The baby will be brought up in a strongly feminist and left-leaning household, so the beliefs that took him on the march will be all around him for all of his childhood. It's possible that he could grow up, get religion, become anti-choice and deplore that his mother took him to the march, but that would be a conversation for them to have and resolve in the future. OP, have you discussed your feelings with the parent involved? It seems like it should be a relatively easy issue to resolve by stating that you didn't like it. Has it impacted your life in some way?

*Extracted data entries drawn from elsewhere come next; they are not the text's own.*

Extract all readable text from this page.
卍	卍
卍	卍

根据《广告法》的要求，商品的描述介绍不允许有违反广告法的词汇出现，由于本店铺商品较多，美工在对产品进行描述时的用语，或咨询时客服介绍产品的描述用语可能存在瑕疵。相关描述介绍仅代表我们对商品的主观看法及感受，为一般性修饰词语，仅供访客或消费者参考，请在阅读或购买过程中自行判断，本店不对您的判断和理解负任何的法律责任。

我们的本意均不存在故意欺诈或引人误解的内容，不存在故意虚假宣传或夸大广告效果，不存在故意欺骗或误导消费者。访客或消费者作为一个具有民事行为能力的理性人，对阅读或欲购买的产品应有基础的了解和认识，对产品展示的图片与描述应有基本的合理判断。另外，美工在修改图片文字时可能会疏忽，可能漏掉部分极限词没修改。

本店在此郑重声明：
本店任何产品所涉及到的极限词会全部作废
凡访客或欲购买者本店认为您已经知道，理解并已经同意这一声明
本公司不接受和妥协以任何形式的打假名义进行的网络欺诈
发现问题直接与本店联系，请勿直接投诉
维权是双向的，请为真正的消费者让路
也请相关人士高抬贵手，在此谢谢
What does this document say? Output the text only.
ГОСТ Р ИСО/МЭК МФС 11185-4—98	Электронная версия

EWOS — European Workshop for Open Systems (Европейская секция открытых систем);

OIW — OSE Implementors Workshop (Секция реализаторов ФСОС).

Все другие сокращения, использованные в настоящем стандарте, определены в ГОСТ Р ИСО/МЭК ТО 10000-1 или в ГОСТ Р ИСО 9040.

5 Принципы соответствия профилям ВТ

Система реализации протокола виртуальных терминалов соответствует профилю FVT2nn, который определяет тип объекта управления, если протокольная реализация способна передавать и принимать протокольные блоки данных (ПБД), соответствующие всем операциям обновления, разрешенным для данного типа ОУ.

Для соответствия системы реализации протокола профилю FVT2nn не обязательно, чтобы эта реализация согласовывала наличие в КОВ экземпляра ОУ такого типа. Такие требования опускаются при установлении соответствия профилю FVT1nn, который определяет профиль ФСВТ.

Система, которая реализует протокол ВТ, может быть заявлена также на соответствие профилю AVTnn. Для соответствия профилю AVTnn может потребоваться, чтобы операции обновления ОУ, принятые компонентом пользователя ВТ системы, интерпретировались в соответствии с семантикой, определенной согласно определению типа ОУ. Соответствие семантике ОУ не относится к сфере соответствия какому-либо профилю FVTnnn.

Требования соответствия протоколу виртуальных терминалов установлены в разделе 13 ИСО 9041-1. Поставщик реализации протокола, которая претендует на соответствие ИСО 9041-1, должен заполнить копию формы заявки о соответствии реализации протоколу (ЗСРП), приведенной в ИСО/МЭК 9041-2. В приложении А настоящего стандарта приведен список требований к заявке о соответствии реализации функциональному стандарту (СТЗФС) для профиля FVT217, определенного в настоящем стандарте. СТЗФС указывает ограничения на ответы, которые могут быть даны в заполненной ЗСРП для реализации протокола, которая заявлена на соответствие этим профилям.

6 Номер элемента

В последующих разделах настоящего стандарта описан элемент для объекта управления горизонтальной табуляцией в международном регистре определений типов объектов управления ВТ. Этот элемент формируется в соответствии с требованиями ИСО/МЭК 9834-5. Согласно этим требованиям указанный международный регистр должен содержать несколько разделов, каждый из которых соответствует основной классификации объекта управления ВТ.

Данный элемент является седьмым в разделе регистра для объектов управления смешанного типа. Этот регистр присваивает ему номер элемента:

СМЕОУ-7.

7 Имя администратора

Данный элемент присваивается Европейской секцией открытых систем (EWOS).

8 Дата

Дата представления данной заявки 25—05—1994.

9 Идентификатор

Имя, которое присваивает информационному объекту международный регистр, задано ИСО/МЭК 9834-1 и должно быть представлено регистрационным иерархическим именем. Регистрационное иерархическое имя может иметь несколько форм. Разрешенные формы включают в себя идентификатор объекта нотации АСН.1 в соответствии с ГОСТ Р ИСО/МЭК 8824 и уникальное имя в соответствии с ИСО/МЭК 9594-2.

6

museumum Sun 03-Jan-16 08:04:35

I'm not strongly political but often go on the pro-cycling rallies in my city which have loads of kids. Also "make poverty history" neither are contentious and I think it's relatively safe to say most kids are pro bike riding and anti poverty but also I doubt anyone really believes the children themselves "support the cause" - their presence more says "ordinary families" <boak> Support the cause.
Whatever the cause is I think that's important because there is a powerful part of society who wants the public to believe that all rallies are only attended by violent anarchist extremists and do it's ok to kettle then or use riot police to "control" peacefully walking along the street people.